Pour ce qui regarde les entretiens particuliers, j’ai commencé par établir que j’avais réellement affirmé le fait cité par M. Dubus. Mais j’ai demandé si en thèse générale il était convenable, dans une discussion publique, de s’appuyer d’une assertion émise dans une conversation particulière. Je n’ai entendu faire aucune allusion à l’emploi que mon honorable ami a fait de mes paroles.

M. Dewitte. - Messieurs, ne rencontrant aucun obstacle dans la constitution, j’ai, par mon vote d’avant-hier, fait la part la plus large au gouvernement pour le choix et la nomination des bourgmestres.
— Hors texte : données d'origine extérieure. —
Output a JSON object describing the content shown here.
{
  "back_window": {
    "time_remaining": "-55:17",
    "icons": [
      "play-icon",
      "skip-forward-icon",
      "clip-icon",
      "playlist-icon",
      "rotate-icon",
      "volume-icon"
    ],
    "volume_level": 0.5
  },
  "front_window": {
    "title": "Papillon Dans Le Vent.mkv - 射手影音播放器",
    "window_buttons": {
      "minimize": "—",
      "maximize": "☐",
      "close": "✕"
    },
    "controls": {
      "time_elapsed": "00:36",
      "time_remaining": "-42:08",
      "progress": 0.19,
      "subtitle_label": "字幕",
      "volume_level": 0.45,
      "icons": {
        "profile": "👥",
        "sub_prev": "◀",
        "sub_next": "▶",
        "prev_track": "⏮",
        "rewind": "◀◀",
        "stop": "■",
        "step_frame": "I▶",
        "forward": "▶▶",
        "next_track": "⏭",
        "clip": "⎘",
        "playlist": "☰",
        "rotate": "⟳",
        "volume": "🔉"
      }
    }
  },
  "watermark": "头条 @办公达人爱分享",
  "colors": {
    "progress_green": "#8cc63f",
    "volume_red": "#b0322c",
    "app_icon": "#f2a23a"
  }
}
Il n’en sera pas de même pour ce qui concerne les échevins ; ici, la constitution qui sera toujours ma boussole, m’arrête : l’article 108, que j’ai conféré avec le rapport de la section centrale du congrès, est clair et précis à mes yeux. Il me donne la conviction intime que l’exception qu’il pose à l’élection directe, se borne absolument aux bourgmestres qui étaient alors et sont encore les chefs des administrations communales. J’estime par conséquent qu’il est de mon devoir de refuser au pouvoir exécutif la nomination des échevins, et je le ferai par mon vote.

M. Devaux. - La première question dont je m’occuperai, c’est celle de la constitutionnalité de l’intervention du pouvoir royal dans le choix des échevins.

La commission nommée pour la rédaction d’un projet d’institution communale et provinciale était uniquement composée de membres du congrès, à l’exception de M. Jullien qui n’a pas fait partie de cette assemblée. Elle a cherché à rappeler ses souvenirs de la discussion qu’avait provoquée la discussion de l’article 108 au congrès. Elle a examiné attentivement les opinions qui y avaient été émises, et elle a adopté sans opposition l’opinion que l’intervention du pouvoir royal dans la nomination des échevins était constitutionnelle.

Je rappelle ce fait parce qu’il se trouvait dans le sein de cette commission des membres qui n’étaient pas disposés à faire bon marché des libertés communales et de l’intervention exclusive du peuple dans les affaires de la commune en faveur du pouvoir royal. Il me suffira de vous citer le nom de M. Barthélemy dont vous vous rappelez les propositions relatives aux intérêts communaux, et celui de M. le baron Beyts. A cette époque les souvenirs étaient très récents. C’était à l’issue de la session du congrès que la commission avait été réunie.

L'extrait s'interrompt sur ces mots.